After that taste of the past, Dear Reader, try a more modern work from the same author. That would be Last Train to Texas, a collection of columns and blogs that appeared in Trains over the last two decades. The short vignettes are easy to read, and cover the railroad waterfront. During his time at Trains, he was a man on wheels, fully engaged riding trains across and up and down the continent, satisfying his infinite curiosity and sense of adventure.
There’s a Chaucerian flavor to Fred’s writing, underlying a notion that each and every place has a story to tell. His job is to find it. The Nun’s Priest Tale would fit nicely as a chapter in his book, right after The Saga of P*sser Bill, about the foul-mouthed, whiskey-belching tyrant who was vice president of operations at the Burlington Northern and was featured in an ode penned by a dispatcher in Montana. I dare you to read it and not chuckle.
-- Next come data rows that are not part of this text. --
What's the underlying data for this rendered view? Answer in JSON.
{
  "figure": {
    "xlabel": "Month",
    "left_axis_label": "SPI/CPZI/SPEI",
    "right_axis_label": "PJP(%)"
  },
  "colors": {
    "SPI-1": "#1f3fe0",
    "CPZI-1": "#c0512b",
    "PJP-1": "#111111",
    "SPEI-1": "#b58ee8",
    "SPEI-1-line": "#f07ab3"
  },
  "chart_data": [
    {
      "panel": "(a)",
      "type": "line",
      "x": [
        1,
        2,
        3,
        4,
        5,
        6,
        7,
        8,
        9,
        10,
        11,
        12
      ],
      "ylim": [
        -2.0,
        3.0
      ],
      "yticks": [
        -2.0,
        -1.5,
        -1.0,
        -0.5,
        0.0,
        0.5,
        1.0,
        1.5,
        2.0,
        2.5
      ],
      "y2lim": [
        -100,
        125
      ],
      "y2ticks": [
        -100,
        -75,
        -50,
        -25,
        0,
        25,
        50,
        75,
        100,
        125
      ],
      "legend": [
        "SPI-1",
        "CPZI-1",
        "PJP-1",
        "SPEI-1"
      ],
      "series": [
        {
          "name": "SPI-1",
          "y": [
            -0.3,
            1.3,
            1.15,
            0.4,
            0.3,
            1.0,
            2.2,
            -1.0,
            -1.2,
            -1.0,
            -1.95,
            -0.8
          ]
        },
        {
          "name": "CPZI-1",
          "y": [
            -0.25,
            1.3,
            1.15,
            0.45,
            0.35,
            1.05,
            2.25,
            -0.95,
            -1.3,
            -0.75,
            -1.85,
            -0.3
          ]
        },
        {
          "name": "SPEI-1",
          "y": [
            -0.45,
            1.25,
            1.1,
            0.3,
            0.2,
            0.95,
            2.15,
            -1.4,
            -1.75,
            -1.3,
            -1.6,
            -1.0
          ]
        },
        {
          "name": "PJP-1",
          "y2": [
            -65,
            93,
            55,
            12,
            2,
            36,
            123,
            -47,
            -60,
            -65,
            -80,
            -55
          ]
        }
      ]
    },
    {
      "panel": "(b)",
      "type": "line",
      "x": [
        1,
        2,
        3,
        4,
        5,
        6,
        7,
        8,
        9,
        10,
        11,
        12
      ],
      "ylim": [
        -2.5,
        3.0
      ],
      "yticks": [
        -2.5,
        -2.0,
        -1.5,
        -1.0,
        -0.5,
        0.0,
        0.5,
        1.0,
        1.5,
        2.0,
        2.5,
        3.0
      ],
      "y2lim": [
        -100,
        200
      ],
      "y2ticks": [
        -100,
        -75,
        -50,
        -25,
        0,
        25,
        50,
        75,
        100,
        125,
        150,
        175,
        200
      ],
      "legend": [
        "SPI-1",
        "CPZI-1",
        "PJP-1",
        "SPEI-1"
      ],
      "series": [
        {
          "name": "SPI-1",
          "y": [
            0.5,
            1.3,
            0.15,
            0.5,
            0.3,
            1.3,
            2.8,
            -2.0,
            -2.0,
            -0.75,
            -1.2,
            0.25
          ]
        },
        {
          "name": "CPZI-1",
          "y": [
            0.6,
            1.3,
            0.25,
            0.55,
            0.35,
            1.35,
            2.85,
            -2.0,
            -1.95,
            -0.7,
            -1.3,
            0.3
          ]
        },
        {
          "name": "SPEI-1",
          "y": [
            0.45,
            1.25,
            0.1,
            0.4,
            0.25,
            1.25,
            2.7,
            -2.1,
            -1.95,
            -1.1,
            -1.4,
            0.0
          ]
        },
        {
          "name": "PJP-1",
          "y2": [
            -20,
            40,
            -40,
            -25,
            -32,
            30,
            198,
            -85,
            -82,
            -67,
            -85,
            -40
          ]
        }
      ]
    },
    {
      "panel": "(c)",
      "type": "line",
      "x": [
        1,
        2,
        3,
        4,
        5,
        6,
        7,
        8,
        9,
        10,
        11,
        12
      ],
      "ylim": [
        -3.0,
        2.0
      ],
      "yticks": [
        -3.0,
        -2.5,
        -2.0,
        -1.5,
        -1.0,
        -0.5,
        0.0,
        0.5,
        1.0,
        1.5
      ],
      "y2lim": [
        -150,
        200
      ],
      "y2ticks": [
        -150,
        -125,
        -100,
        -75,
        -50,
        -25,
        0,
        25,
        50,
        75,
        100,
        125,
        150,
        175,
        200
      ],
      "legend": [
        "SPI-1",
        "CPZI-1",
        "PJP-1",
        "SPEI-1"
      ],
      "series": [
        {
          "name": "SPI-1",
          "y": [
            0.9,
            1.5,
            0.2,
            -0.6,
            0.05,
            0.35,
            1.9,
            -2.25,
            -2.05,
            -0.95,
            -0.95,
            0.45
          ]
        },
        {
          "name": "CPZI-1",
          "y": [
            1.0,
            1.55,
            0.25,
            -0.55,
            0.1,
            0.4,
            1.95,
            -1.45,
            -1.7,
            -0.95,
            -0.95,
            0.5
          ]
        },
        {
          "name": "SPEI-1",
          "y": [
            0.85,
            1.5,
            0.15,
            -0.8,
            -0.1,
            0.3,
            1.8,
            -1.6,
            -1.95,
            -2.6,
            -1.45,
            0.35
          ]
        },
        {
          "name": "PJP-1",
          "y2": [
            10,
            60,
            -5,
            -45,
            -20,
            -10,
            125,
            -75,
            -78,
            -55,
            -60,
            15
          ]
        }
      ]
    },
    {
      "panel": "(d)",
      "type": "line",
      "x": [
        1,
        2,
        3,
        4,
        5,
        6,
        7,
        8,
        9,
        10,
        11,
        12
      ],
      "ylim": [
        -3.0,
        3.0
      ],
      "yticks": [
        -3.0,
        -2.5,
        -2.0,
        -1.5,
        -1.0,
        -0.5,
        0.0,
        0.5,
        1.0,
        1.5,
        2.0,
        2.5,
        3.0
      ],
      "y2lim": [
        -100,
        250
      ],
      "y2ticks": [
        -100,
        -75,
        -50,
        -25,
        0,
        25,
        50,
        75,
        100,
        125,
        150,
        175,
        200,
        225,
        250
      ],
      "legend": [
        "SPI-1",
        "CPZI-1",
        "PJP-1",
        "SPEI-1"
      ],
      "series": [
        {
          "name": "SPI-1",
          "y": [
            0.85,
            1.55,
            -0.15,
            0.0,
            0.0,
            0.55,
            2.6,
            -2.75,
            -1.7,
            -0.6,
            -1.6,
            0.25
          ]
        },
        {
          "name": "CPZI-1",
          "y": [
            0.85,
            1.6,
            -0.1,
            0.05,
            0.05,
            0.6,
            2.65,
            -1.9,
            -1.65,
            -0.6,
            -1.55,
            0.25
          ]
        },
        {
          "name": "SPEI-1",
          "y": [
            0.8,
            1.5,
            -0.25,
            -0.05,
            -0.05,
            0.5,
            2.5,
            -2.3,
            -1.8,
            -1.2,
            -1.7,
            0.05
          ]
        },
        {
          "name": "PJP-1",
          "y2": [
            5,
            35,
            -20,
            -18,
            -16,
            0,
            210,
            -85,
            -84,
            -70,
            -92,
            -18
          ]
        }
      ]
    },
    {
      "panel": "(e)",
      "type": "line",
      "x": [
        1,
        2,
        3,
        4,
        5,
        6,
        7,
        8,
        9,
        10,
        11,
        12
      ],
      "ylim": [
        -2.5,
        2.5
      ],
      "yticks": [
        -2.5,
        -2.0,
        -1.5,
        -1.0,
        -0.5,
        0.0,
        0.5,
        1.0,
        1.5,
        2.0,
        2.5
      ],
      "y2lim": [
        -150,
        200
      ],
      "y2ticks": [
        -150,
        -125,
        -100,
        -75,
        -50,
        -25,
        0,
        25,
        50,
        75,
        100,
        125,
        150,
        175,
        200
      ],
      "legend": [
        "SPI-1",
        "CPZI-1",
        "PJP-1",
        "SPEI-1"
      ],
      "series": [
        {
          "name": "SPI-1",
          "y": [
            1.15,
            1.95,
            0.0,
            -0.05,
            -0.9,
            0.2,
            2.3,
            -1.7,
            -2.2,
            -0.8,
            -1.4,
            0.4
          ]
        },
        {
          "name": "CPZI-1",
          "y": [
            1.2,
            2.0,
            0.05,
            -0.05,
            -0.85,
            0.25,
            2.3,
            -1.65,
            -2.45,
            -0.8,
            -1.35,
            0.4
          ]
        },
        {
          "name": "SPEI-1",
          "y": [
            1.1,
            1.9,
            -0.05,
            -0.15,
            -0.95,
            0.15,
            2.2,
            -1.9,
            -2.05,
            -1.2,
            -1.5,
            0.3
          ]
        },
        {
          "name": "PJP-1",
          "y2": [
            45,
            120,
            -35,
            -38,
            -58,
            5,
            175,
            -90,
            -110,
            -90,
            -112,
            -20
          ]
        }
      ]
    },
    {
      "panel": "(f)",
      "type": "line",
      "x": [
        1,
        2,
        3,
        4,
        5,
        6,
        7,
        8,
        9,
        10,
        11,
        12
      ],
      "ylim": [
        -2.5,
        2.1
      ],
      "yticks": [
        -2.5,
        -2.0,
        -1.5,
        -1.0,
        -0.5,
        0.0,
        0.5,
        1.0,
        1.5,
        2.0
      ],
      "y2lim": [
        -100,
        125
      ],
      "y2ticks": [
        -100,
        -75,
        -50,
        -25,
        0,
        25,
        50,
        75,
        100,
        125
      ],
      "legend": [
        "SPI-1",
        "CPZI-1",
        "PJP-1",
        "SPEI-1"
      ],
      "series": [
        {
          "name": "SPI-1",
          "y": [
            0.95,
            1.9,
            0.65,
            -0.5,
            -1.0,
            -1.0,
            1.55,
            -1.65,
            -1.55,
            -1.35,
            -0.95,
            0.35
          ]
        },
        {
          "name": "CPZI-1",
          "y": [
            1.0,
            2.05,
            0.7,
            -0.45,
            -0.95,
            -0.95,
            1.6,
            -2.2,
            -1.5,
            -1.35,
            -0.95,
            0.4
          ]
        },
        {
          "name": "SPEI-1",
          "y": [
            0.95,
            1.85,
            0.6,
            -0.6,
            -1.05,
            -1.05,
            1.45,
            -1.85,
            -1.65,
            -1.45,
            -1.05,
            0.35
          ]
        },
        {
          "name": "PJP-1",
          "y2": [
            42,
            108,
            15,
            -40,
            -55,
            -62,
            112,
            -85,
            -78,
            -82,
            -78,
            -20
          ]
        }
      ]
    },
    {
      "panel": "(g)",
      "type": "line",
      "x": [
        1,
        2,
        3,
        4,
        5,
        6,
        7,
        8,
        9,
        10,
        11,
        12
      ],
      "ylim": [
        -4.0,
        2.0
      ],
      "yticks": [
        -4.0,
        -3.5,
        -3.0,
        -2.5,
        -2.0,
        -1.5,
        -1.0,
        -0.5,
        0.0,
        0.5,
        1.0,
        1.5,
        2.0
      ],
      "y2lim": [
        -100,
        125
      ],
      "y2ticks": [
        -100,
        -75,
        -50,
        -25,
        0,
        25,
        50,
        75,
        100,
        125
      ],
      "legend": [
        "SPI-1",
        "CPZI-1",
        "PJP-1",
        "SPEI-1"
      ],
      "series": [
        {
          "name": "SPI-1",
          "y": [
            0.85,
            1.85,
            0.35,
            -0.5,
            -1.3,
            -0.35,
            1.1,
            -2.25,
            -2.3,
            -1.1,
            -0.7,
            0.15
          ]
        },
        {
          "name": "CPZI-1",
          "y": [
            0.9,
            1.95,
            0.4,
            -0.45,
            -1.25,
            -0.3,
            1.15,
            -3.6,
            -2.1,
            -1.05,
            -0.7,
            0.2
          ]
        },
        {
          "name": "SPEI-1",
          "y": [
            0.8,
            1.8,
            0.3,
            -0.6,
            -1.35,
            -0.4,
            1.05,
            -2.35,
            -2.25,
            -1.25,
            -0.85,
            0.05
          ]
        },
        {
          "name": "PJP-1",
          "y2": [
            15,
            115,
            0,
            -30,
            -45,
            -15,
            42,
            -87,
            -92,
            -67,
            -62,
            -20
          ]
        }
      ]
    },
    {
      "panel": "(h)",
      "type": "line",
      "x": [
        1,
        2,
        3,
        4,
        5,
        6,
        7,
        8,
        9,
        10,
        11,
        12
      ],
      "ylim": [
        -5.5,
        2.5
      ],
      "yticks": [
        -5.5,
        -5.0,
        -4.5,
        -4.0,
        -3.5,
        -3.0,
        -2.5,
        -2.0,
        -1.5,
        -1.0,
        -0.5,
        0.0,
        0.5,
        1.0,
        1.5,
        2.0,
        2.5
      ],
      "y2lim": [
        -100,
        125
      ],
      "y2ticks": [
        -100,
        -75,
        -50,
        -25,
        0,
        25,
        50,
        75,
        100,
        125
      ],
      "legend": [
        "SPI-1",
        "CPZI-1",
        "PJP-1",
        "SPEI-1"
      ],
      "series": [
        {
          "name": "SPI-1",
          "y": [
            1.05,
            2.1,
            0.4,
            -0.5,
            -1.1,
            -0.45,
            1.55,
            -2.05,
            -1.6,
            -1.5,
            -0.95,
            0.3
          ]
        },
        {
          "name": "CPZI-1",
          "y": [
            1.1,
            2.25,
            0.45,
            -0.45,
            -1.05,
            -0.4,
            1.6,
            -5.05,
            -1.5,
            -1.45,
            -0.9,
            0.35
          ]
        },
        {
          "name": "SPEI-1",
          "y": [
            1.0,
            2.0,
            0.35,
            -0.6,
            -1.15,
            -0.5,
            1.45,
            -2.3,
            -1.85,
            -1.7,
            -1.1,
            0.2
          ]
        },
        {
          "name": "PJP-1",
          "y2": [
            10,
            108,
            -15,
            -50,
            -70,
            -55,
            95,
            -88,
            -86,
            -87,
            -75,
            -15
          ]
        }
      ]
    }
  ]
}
The book is a short history of US. railroading in the last 40 years, covering events like the meltdown of the Union Pacific, which shut down a key rail yard in a fit of hubris after a merger, and brought a mighty network to a halt. The Mother of All Traﬃc Jams.
He can add a feel to the mundane and does in Night Train to Nowhere. “Midnight in Staunton, Virginia, on a summer week night so quiet you can almost hear your pores sweat in the humidity…tonight’s He can add a feel to the mundane, train Z631 will operate over what had once been the original Chesapeake & Ohio main line but is now the Richmond & Allegheny Division of the Buckingham Branch Railroad.”
And there is the iconic Last Train to Texas about a part of south Texas where nobody ever goes. “At the time, someone said it would be a cold day in hell when Texas-Pacifico (TP) made money with this pathetic loser. Actually, I think the someone was me. The track was impassable, very few customers remain, and all were near San Angelo in the north end….It is today a cold day in hell. Hydraulic fracturing started south of San Angelo, in precisely the locale of the oil boom of the 1920’s, and it is happy days all over again.”
Before I hang up, I ask Fred what train he would recommend that a Sunnysider ride. Fred has good words for the Florida-bound Silver Meteor, the Washington-Chicago Capital Limited and even the Cardinal, which passes close by through the New River Gorge. That’s in the East. Come on Fred. Oh, hands down, his favorite is the Auto Train, from Lorton, Virginia to Sanford, Florida. His take: great service, excellent food, pretty good scenery in light, but pay up and get the big compartment. It’s worth every penny.